SAMARINDA – Anggota DPRD Kalimantan Timur, Sapto Setyo Pramono, menyoroti pentingnya pembaruan data dalam Program Keluarga Harapan (PKH). Menurutnya, salah satu penyebab ketidaktepatan sasaran bantuan sosial adalah akurasi data penerima yang tidak sesuai dengan kondisi riil di lapangan.
“Banyak contoh penerima PKH yang rumahnya terlihat baik dan seharusnya tidak memenuhi kriteria. Sementara itu, ada banyak warga miskin yang benar-benar membutuhkan namun tidak mendapatkan bantuan karena belum terdaftar,” kata Sapto dalam pernyataannya.
Ia menjelaskan bahwa data yang digunakan selama ini, seperti dari Badan Pusat Statistik (BPS), hanya berbasis sampel yang belum tentu menggambarkan kondisi masyarakat yang sebenarnya. Oleh karena itu, pendataan yang menyeluruh dan teratur sangat diperlukan agar kebijakan pemerintah lebih tepat sasaran.
Sapto menambahkan, perubahan situasi masyarakat seperti kematian, perpindahan penduduk, atau peningkatan taraf hidup seringkali tidak tercatat dalam sistem pendataan yang ada. Hal ini menyebabkan program bantuan tidak dapat mencapai mereka yang paling membutuhkan.

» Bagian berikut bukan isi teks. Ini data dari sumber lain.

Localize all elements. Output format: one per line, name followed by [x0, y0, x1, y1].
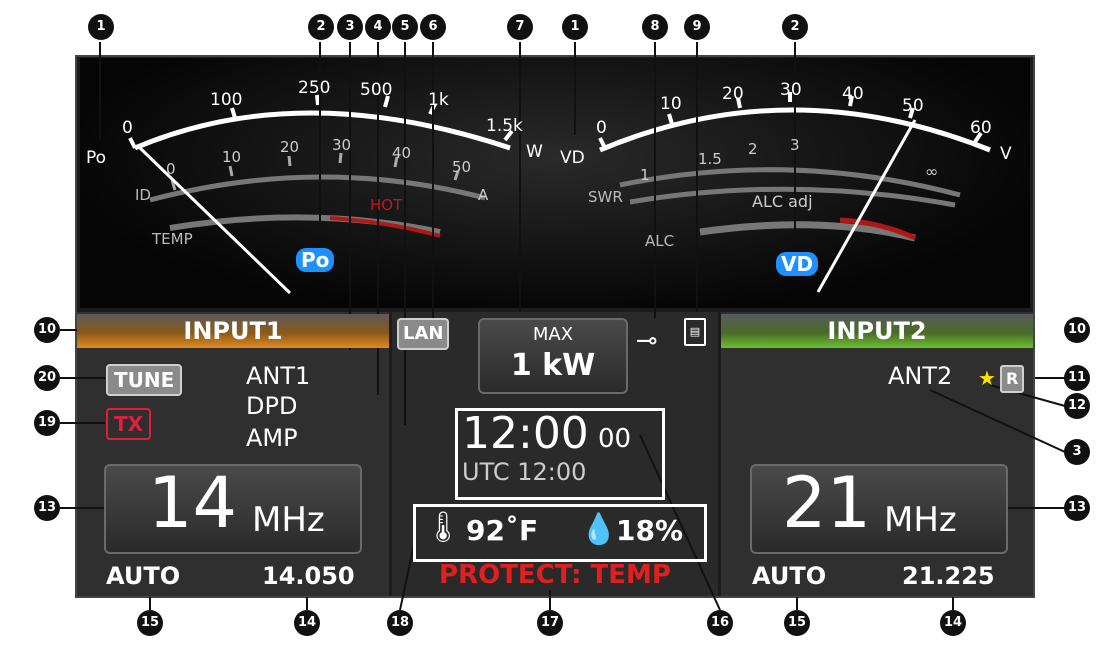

Oleh karena itu, Sapto mendorong pembentukan sistem single database yang terintegrasi, mulai dari tingkat RT hingga pemerintah provinsi. Dengan sistem ini, setiap data warga yang meliputi kondisi ekonomi, pekerjaan, dan kebutuhan sosial lainnya dapat tercatat dengan lebih akurat.
“PKH merupakan program yang sangat vital untuk mengurangi kemiskinan. Namun, jika data yang digunakan salah, tujuan dari program ini tentu tidak akan tercapai,” jelas Sapto.
Dia pun berharap pemerintah segera melakukan perbaikan dalam sistem pendataan agar program bantuan dapat lebih efektif dan tepat sasaran, sehingga manfaatnya dapat dirasakan oleh mereka yang benar-benar membutuhkan.